One indicator of test quality is reliability. Reliability is how consistent test scores are. Ideally, if a student gets an A on your exam on Monday, then the student should get an A on the test on Tuesday (assuming that the student’s knowledge of the material remains constant). Granted, there are a variety of reasons why the student might not get an A on Tuesday unrelated to the student’s knowledge of the material, but instead for reasons that have to do with the student’s internal mental state, such as not getting enough sleep or being distracted by an upcoming vacation. But assuming that the student’s knowledge of the material is constant AND the student is in an identical mental state on both days, scores could still be different due to measurement error inherent in the test itself. Some tests are just more reliable than others.

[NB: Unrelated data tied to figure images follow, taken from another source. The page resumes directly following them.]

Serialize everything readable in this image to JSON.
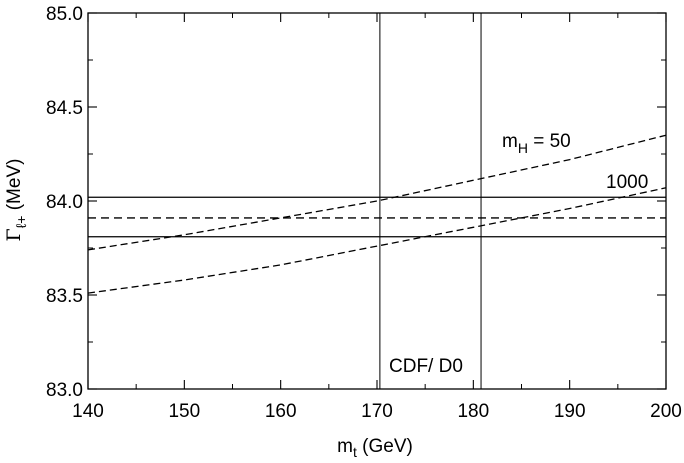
{
  "chart_data": {
    "type": "line",
    "title": "",
    "xlabel": {
      "main": "m",
      "sub": "t",
      "rest": " (GeV)"
    },
    "ylabel": {
      "main": "Γ",
      "sub": "ℓ+",
      "rest": " (MeV)"
    },
    "xlim": [
      140,
      200
    ],
    "ylim": [
      83.0,
      85.0
    ],
    "xticks": [
      140,
      150,
      160,
      170,
      180,
      190,
      200
    ],
    "yticks": [
      "83.0",
      "83.5",
      "84.0",
      "84.5",
      "85.0"
    ],
    "series": [
      {
        "name": "m_H = 50",
        "style": "dashed",
        "x": [
          140,
          150,
          160,
          170,
          180,
          190,
          200
        ],
        "y": [
          83.74,
          83.82,
          83.91,
          84.0,
          84.11,
          84.22,
          84.35
        ]
      },
      {
        "name": "1000",
        "style": "dashed",
        "x": [
          140,
          150,
          160,
          170,
          180,
          190,
          200
        ],
        "y": [
          83.51,
          83.58,
          83.66,
          83.76,
          83.86,
          83.96,
          84.07
        ]
      }
    ],
    "hlines": [
      {
        "name": "measured-upper",
        "y": 84.02,
        "style": "solid"
      },
      {
        "name": "measured-central",
        "y": 83.91,
        "style": "dashed"
      },
      {
        "name": "measured-lower",
        "y": 83.81,
        "style": "solid"
      }
    ],
    "vlines": [
      {
        "name": "cdf-d0-lower",
        "x": 170.3,
        "style": "solid"
      },
      {
        "name": "cdf-d0-upper",
        "x": 180.8,
        "style": "solid"
      }
    ],
    "annotations": {
      "mh50": {
        "main": "m",
        "sub": "H",
        "rest": " = 50"
      },
      "mh1000": "1000",
      "cdfd0": "CDF/ D0"
    }
  }
}
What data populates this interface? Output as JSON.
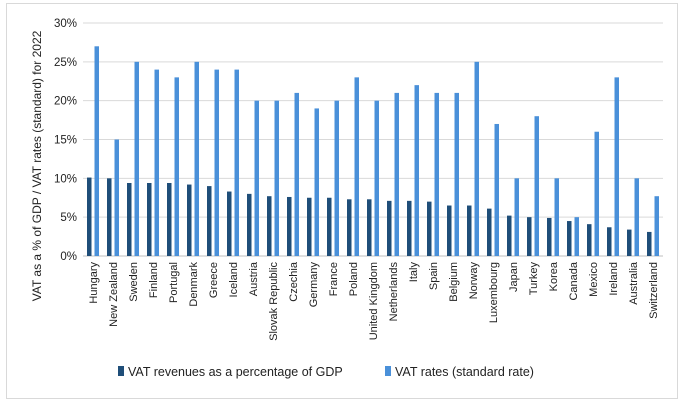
{
  "chart_data": {
    "type": "bar",
    "title": "",
    "xlabel": "",
    "ylabel": "VAT as a % of GDP / VAT rates (standard) for 2022",
    "ylim": [
      0,
      30
    ],
    "yticks": [
      "0%",
      "5%",
      "10%",
      "15%",
      "20%",
      "25%",
      "30%"
    ],
    "ytick_values": [
      0,
      5,
      10,
      15,
      20,
      25,
      30
    ],
    "grid": true,
    "legend_position": "bottom",
    "categories": [
      "Hungary",
      "New Zealand",
      "Sweden",
      "Finland",
      "Portugal",
      "Denmark",
      "Greece",
      "Iceland",
      "Austria",
      "Slovak Republic",
      "Czechia",
      "Germany",
      "France",
      "Poland",
      "United Kingdom",
      "Netherlands",
      "Italy",
      "Spain",
      "Belgium",
      "Norway",
      "Luxembourg",
      "Japan",
      "Turkey",
      "Korea",
      "Canada",
      "Mexico",
      "Ireland",
      "Australia",
      "Switzerland"
    ],
    "series": [
      {
        "name": "VAT revenues as a percentage of GDP",
        "color": "#1f4e79",
        "values": [
          10.1,
          10.0,
          9.4,
          9.4,
          9.4,
          9.2,
          9.0,
          8.3,
          8.0,
          7.7,
          7.6,
          7.5,
          7.5,
          7.3,
          7.3,
          7.1,
          7.1,
          7.0,
          6.5,
          6.5,
          6.1,
          5.2,
          5.0,
          4.9,
          4.5,
          4.1,
          3.7,
          3.4,
          3.1
        ]
      },
      {
        "name": "VAT rates (standard rate)",
        "color": "#4a90d9",
        "values": [
          27,
          15,
          25,
          24,
          23,
          25,
          24,
          24,
          20,
          20,
          21,
          19,
          20,
          23,
          20,
          21,
          22,
          21,
          21,
          25,
          17,
          10,
          18,
          10,
          5,
          16,
          23,
          10,
          7.7
        ]
      }
    ]
  }
}
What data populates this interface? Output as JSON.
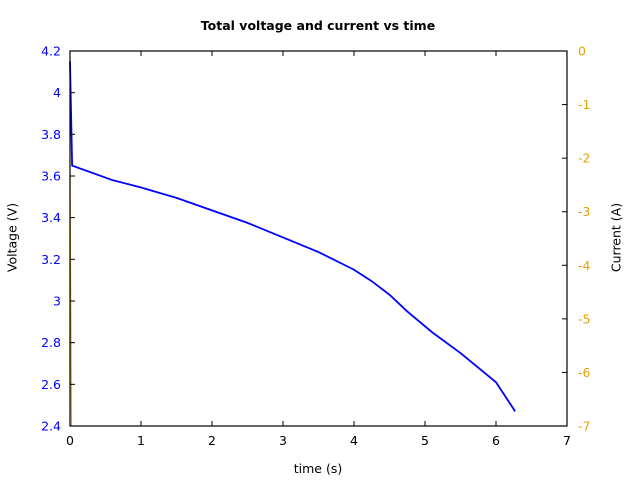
{
  "chart_data": {
    "type": "line",
    "title": "Total voltage and current vs time",
    "xlabel": "time (s)",
    "ylabel": "Voltage (V)",
    "y2label": "Current (A)",
    "xlim": [
      0,
      7
    ],
    "ylim": [
      2.4,
      4.2
    ],
    "y2lim": [
      -7,
      0
    ],
    "xticks": [
      "0",
      "1",
      "2",
      "3",
      "4",
      "5",
      "6",
      "7"
    ],
    "yticks": [
      "2.4",
      "2.6",
      "2.8",
      "3",
      "3.2",
      "3.4",
      "3.6",
      "3.8",
      "4",
      "4.2"
    ],
    "y2ticks": [
      "-7",
      "-6",
      "-5",
      "-4",
      "-3",
      "-2",
      "-1",
      "0"
    ],
    "grid": false,
    "colors": {
      "voltage": "#0000ff",
      "current": "#e6a000",
      "left_axis": "#0000ff",
      "right_axis": "#e6a000"
    },
    "series": [
      {
        "name": "Voltage",
        "axis": "left",
        "x": [
          0,
          0.03,
          0.6,
          1.0,
          1.5,
          2.0,
          2.5,
          3.0,
          3.5,
          4.0,
          4.25,
          4.5,
          4.75,
          5.1,
          5.5,
          6.0,
          6.27
        ],
        "y": [
          4.15,
          3.65,
          3.58,
          3.545,
          3.495,
          3.435,
          3.375,
          3.305,
          3.235,
          3.15,
          3.095,
          3.03,
          2.95,
          2.85,
          2.75,
          2.61,
          2.47
        ]
      },
      {
        "name": "Current",
        "axis": "right",
        "x": [
          0.0,
          0.02
        ],
        "y": [
          -2.3,
          -7.0
        ]
      }
    ]
  }
}
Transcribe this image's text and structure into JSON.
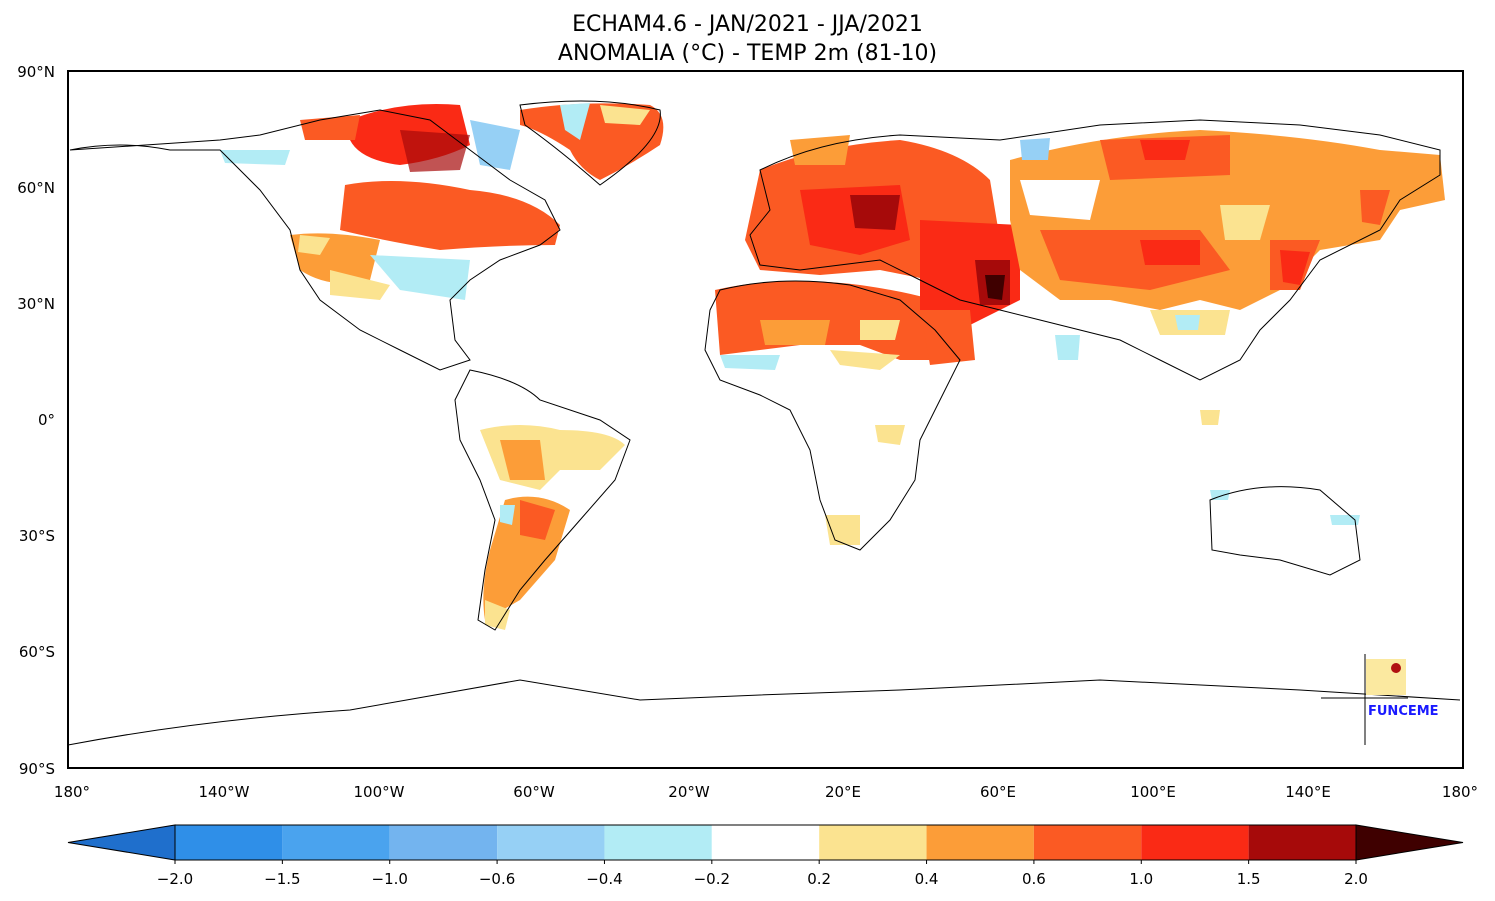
{
  "title": {
    "line1": "ECHAM4.6 - JAN/2021 - JJA/2021",
    "line2": "ANOMALIA (°C) - TEMP 2m (81-10)"
  },
  "axes": {
    "lat_labels": [
      "90°N",
      "60°N",
      "30°N",
      "0°",
      "30°S",
      "60°S",
      "90°S"
    ],
    "lon_labels": [
      "180°",
      "140°W",
      "100°W",
      "60°W",
      "20°W",
      "20°E",
      "60°E",
      "100°E",
      "140°E",
      "180°"
    ]
  },
  "colorbar": {
    "labels": [
      "−2.0",
      "−1.5",
      "−1.0",
      "−0.6",
      "−0.4",
      "−0.2",
      "0.2",
      "0.4",
      "0.6",
      "1.0",
      "1.5",
      "2.0"
    ],
    "colors": [
      "#1f6fcc",
      "#2f8fe8",
      "#4aa3ee",
      "#73b4ef",
      "#96d0f5",
      "#b2ecf5",
      "#ffffff",
      "#fbe390",
      "#fc9d38",
      "#fb5a23",
      "#fa2a15",
      "#a60a0a",
      "#3f0000"
    ]
  },
  "logo": {
    "text": "FUNCEME"
  }
}
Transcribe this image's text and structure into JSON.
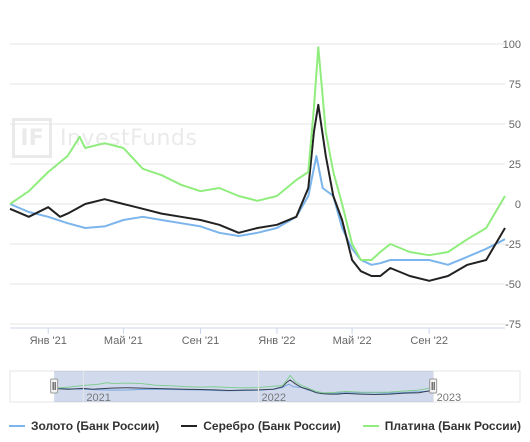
{
  "watermark": {
    "logo": "IF",
    "text": "InvestFunds"
  },
  "chart_data": {
    "type": "line",
    "title": "",
    "xlabel": "",
    "ylabel": "",
    "grid": true,
    "legend_position": "bottom",
    "ylim": [
      -75,
      100
    ],
    "yticks": [
      100,
      75,
      50,
      25,
      0,
      -25,
      -50,
      -75
    ],
    "ytick_labels": [
      "100",
      "75",
      "50",
      "25",
      "0",
      "-25",
      "-50",
      "-75"
    ],
    "x_range": [
      "2020-11-01",
      "2022-12-31"
    ],
    "xticks": [
      "2021-01-01",
      "2021-05-01",
      "2021-09-01",
      "2022-01-01",
      "2022-05-01",
      "2022-09-01"
    ],
    "xtick_labels": [
      "Янв '21",
      "Май '21",
      "Сен '21",
      "Янв '22",
      "Май '22",
      "Сен '22"
    ],
    "series": [
      {
        "name": "Золото (Банк России)",
        "color": "#7cb5ec",
        "x": [
          "2020-11-01",
          "2020-12-01",
          "2021-01-01",
          "2021-02-01",
          "2021-03-01",
          "2021-04-01",
          "2021-05-01",
          "2021-06-01",
          "2021-07-01",
          "2021-08-01",
          "2021-09-01",
          "2021-10-01",
          "2021-11-01",
          "2021-12-01",
          "2022-01-01",
          "2022-02-01",
          "2022-02-20",
          "2022-03-05",
          "2022-03-15",
          "2022-04-01",
          "2022-04-15",
          "2022-05-01",
          "2022-05-15",
          "2022-06-01",
          "2022-06-15",
          "2022-07-01",
          "2022-08-01",
          "2022-09-01",
          "2022-10-01",
          "2022-11-01",
          "2022-12-01",
          "2022-12-31"
        ],
        "y": [
          0,
          -5,
          -8,
          -12,
          -15,
          -14,
          -10,
          -8,
          -10,
          -12,
          -14,
          -18,
          -20,
          -18,
          -15,
          -8,
          5,
          30,
          10,
          5,
          -15,
          -28,
          -35,
          -38,
          -37,
          -35,
          -35,
          -35,
          -38,
          -33,
          -28,
          -22
        ]
      },
      {
        "name": "Серебро (Банк России)",
        "color": "#222222",
        "x": [
          "2020-11-01",
          "2020-12-01",
          "2021-01-01",
          "2021-01-20",
          "2021-02-01",
          "2021-03-01",
          "2021-04-01",
          "2021-05-01",
          "2021-06-01",
          "2021-07-01",
          "2021-08-01",
          "2021-09-01",
          "2021-10-01",
          "2021-11-01",
          "2021-12-01",
          "2022-01-01",
          "2022-02-01",
          "2022-02-20",
          "2022-03-01",
          "2022-03-08",
          "2022-03-20",
          "2022-04-01",
          "2022-04-15",
          "2022-05-01",
          "2022-05-15",
          "2022-06-01",
          "2022-06-15",
          "2022-07-01",
          "2022-08-01",
          "2022-09-01",
          "2022-10-01",
          "2022-11-01",
          "2022-12-01",
          "2022-12-31"
        ],
        "y": [
          -3,
          -8,
          -2,
          -8,
          -6,
          0,
          3,
          0,
          -3,
          -6,
          -8,
          -10,
          -13,
          -18,
          -15,
          -13,
          -8,
          10,
          45,
          62,
          30,
          5,
          -10,
          -35,
          -42,
          -45,
          -45,
          -40,
          -45,
          -48,
          -45,
          -38,
          -35,
          -15
        ]
      },
      {
        "name": "Платина (Банк России)",
        "color": "#90ed7d",
        "x": [
          "2020-11-01",
          "2020-12-01",
          "2021-01-01",
          "2021-02-01",
          "2021-02-20",
          "2021-03-01",
          "2021-04-01",
          "2021-05-01",
          "2021-06-01",
          "2021-07-01",
          "2021-08-01",
          "2021-09-01",
          "2021-10-01",
          "2021-11-01",
          "2021-12-01",
          "2022-01-01",
          "2022-02-01",
          "2022-02-20",
          "2022-03-01",
          "2022-03-08",
          "2022-03-20",
          "2022-04-01",
          "2022-04-15",
          "2022-05-01",
          "2022-05-15",
          "2022-06-01",
          "2022-06-15",
          "2022-07-01",
          "2022-08-01",
          "2022-09-01",
          "2022-10-01",
          "2022-11-01",
          "2022-12-01",
          "2022-12-31"
        ],
        "y": [
          0,
          8,
          20,
          30,
          42,
          35,
          38,
          35,
          22,
          18,
          12,
          8,
          10,
          5,
          2,
          5,
          15,
          20,
          60,
          98,
          45,
          20,
          0,
          -25,
          -35,
          -35,
          -30,
          -25,
          -30,
          -32,
          -30,
          -22,
          -15,
          5
        ]
      }
    ]
  },
  "navigator": {
    "labels": [
      "2021",
      "2022",
      "2023"
    ]
  }
}
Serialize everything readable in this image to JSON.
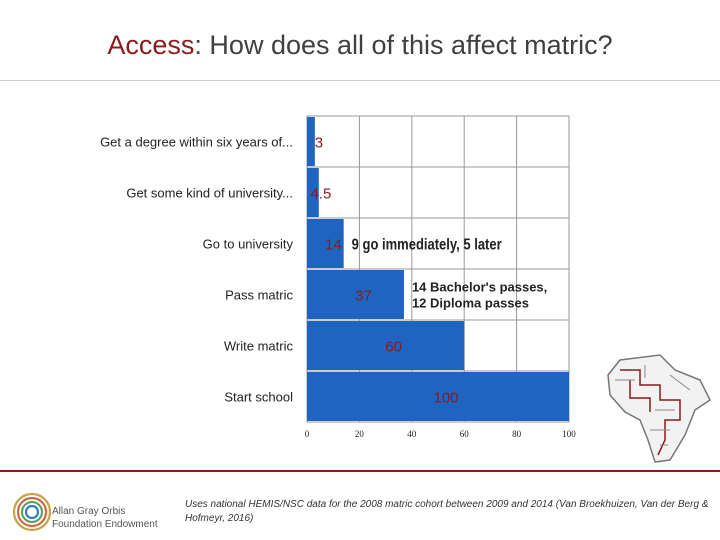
{
  "title": {
    "accent": "Access",
    "rest": ": How does all of this affect matric?"
  },
  "chart_data": {
    "type": "bar",
    "orientation": "horizontal",
    "categories": [
      "Get a degree within six years of...",
      "Get some kind of university...",
      "Go to university",
      "Pass matric",
      "Write matric",
      "Start school"
    ],
    "values": [
      3,
      4.5,
      14,
      37,
      60,
      100
    ],
    "value_labels": [
      "3",
      "4.5",
      "14",
      "37",
      "60",
      "100"
    ],
    "xlim": [
      0,
      100
    ],
    "xticks": [
      0,
      20,
      40,
      60,
      80,
      100
    ],
    "grid": true,
    "bar_color": "#1f64c0",
    "label_color": "#8b1a1a",
    "annotations": [
      {
        "category": "Go to university",
        "text": "9 go immediately, 5 later"
      },
      {
        "category": "Pass matric",
        "text": "14 Bachelor's passes,",
        "text2": "12 Diploma passes"
      }
    ]
  },
  "source": "Uses national HEMIS/NSC data for the 2008 matric cohort between 2009 and 2014 (Van Broekhuizen, Van der Berg & Hofmeyr, 2016)",
  "logo": {
    "line1": "Allan Gray Orbis",
    "line2": "Foundation Endowment"
  },
  "colors": {
    "accent": "#8b1a1a",
    "bar": "#1f64c0"
  }
}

It is well known that the length of a test contributes to reliability. A test with only a few items can gather only a small amount of information regarding what the student does and does not know. A test with more items or questions allows you to gather more information and therefore will most likely be more reliable. In fact, there is a mathematical relation between the number of items a test has and the reliability of that test (Brown, 1910; Cronbach, 1951; Spearman, 1910). A similar concept applies to the number of elements that are used to determine a final grade (such as grades from papers, scores on tests, completed assignments). Centers of teaching and learning at universities encourage instructors to consider enough elements to ensure that a final grade has a high degree of precision (http://cte.illinois.edu/testing/exam/course_grades.html).
Another factor influencing reliability is consistency in scoring. This issue arises most when scoring essays in which the amount of credit given depends on the scorer’s subjective opinion. The scorer could be inconsistent and assign a paper an A one day and the same paper a B the next day. Also, if multiple people are scoring a test, two graders could potentially provide different scores for the same exact response. All these differences within individual graders and between graders degrade the reliability of a test.
There is actually a significant amount of interplay between reliability and validity. Basically, no matter how much work you invest in ensuring that the content of the test matches your content domain and that the tasks are measuring the construct of interest, if your test cannot provide consistent scores, then your test will lack evidence of validity. You cannot have a valid test with low reliability. In another scenario, you could have a test with extremely high reliability, but this does not guarantee that the test is valid. You need evidence of both validity and high reliability for a test to be considered good quality.
In order to create an exam that is reliable, then, the challenge is to create an exam with enough items to provide a sufficient amount of information about the student’s mastery of the content and to ensure consistency in scoring.